いや、特に何も言われなかったです。実戦形式の練習で一度4番に入っただけでした。

――初回の好機ではどんなことを考えて打席に入りましたか

ここ何戦かチャンスで一本が出ないという試合が多かったので、突破口になりたいという思いがありました。

――結果、完璧な本塁打でした。振り返って

当たりは完ぺきだったんですけど、風があったのでどうなるかなと思いましたが入って良かったです。

――初球から積極的な姿勢が見られました

初球からどんどん振っていくということはリーグ戦中に継続してきたことなので、やってきたことを出せました。

――その後も適時打2本と好調でしたが、ご自身ではいかがですか

好調を一時的なものにするのではなくて自分の力にすることで秋季以降にも生きてくると思うので、もっと成長したい、それだけです。

――「打点を重視している」と以前おっしゃっていましたが、納得いく打撃だったのではないでしょうか

そうですね。チャンスで自分に回してくれた結果、打点を挙げることができました。勝利に一番結びつくのが打点だと思うので、これからも打点を求めてやっていきたいです。

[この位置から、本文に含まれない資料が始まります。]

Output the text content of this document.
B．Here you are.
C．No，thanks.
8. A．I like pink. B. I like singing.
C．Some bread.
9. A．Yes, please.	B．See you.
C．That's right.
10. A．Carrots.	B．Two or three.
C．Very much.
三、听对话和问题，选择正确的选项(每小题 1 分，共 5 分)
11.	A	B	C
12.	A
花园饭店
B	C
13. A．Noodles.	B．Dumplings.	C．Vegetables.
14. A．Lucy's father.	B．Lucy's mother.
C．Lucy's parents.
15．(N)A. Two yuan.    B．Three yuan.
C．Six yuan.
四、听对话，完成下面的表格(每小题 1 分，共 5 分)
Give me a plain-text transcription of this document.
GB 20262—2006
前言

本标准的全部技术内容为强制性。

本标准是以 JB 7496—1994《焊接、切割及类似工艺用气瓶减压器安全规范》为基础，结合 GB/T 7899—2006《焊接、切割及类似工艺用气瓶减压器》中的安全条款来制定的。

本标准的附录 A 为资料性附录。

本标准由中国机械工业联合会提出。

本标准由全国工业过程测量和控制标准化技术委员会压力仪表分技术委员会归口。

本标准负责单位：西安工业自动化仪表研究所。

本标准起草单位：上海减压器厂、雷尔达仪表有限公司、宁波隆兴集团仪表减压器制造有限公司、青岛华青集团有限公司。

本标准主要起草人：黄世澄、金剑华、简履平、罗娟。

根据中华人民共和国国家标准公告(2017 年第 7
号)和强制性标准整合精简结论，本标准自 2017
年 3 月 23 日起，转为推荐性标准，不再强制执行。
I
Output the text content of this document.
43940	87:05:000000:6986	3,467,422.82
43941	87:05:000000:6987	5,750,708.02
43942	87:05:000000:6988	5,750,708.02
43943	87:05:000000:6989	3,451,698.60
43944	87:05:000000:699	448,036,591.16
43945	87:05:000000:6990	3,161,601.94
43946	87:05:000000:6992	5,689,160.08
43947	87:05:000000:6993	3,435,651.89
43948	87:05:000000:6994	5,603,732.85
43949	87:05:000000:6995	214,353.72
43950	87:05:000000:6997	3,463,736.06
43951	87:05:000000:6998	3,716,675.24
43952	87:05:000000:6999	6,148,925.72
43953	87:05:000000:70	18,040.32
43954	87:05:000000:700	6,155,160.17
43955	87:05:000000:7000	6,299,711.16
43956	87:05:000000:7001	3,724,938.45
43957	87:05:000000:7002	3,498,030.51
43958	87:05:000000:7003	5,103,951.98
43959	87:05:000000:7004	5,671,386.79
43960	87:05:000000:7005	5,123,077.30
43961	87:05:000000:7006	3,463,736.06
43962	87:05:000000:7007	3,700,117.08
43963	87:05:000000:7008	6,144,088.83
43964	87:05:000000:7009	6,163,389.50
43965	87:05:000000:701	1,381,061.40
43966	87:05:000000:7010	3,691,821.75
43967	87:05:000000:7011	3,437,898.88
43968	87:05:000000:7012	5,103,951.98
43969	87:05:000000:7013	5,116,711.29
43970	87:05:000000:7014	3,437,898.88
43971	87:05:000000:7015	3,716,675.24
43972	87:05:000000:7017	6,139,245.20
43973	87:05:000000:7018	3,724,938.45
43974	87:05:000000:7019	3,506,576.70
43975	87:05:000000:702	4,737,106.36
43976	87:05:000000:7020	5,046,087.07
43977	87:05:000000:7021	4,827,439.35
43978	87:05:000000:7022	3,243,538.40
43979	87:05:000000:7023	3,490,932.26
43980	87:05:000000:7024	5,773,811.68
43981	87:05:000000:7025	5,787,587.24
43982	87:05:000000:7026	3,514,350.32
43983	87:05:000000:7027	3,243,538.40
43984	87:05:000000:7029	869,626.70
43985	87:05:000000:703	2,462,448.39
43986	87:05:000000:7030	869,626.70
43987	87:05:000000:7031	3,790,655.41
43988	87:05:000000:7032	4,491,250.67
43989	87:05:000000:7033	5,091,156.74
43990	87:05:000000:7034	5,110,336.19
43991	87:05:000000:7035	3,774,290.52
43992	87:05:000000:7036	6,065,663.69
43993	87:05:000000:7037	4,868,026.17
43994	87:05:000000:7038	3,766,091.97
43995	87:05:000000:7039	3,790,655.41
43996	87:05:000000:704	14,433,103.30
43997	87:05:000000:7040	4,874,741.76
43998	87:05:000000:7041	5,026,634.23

――チームの連敗を小野田選手のバットで止めるというかたちになりましたが、その思いは強かったですか

全部自分が活躍するというよりは、チームが勝つにはきっかけが必要だと思っていたので、今回は自分がいいきっかけになれたのかなと思います。

――最後は追い上げられるという展開でした

最後有原が球数多くなってしまって大変そうと思ったんですが、後に投げた内田が今季一番くらいのボールだったので、慌てることはなかったです。

――最後にあすの試合へ向けて意気込みをお願いします

あしたはマークが厳しくなって思うようなバッティングができないかもしれないんですけど、2連勝でリーグ戦を終えるためにも積極的に初球から振っていきたいと思います。

土屋遼太(教3=東京・早実)

――きょうの試合の感想をお願いします

勝ててよかったです。久々の勝ちなので。

――ここまでは道端俊輔選手(スポ2=智弁和歌山)とのスタメン争いが続いていましたが、早慶戦でスタメンマスクを勝ち取りました

本当にうれしいことで、早慶戦はいままでのリーグ戦とは別のものっていう認識があったので、(早慶戦で)マスクをかぶれたというのはうれしいです。

――早慶戦の雰囲気はいかがでしたか

気持ちいいですね。人がいっぱいいて。

――緊張などはありましたか

ないです。

――第1打席でヒットを放ちました

あんまりバッティングのことは意識していなかったんですけど、結果的に(ヒットが)出たので良かったかなぐらいには思っています。

――二塁に帰塁した際のケガはいかがですか

大丈夫です。(影響も)特にはないです。盗塁もなんだかんだアウトにできたので。いいんじゃないですかね。

――第2打席のタイムリーを振り返っていかがですか

まっすぐがどんどん来ていたので、最後も真っすぐで来るんだろうなと思って、絞っていて。狙い通りだったかなと思います。

――きょうの有原投手はコントロールが定まっていないところがあったと思いますが、どのようにリードしていましたか

どうしても先頭のランナーが出てしまっていたので、そこは開き直って、塁に出てからはていねいに、低め、インサイドと。最後は(点を)取られてしまったんですけど、悪いなりにできたかなと思います。

――ピンチの場面も多くありましたが、有原投手にはどのように声をかけましたか

点差があったので、「バッターで勝負していこう」と言いました。

――最後にあすへの意気込みをお願いします

2連勝は難しいかもしれないですけど、それを目指してやってきたので、あしたも頑張りたいと思います。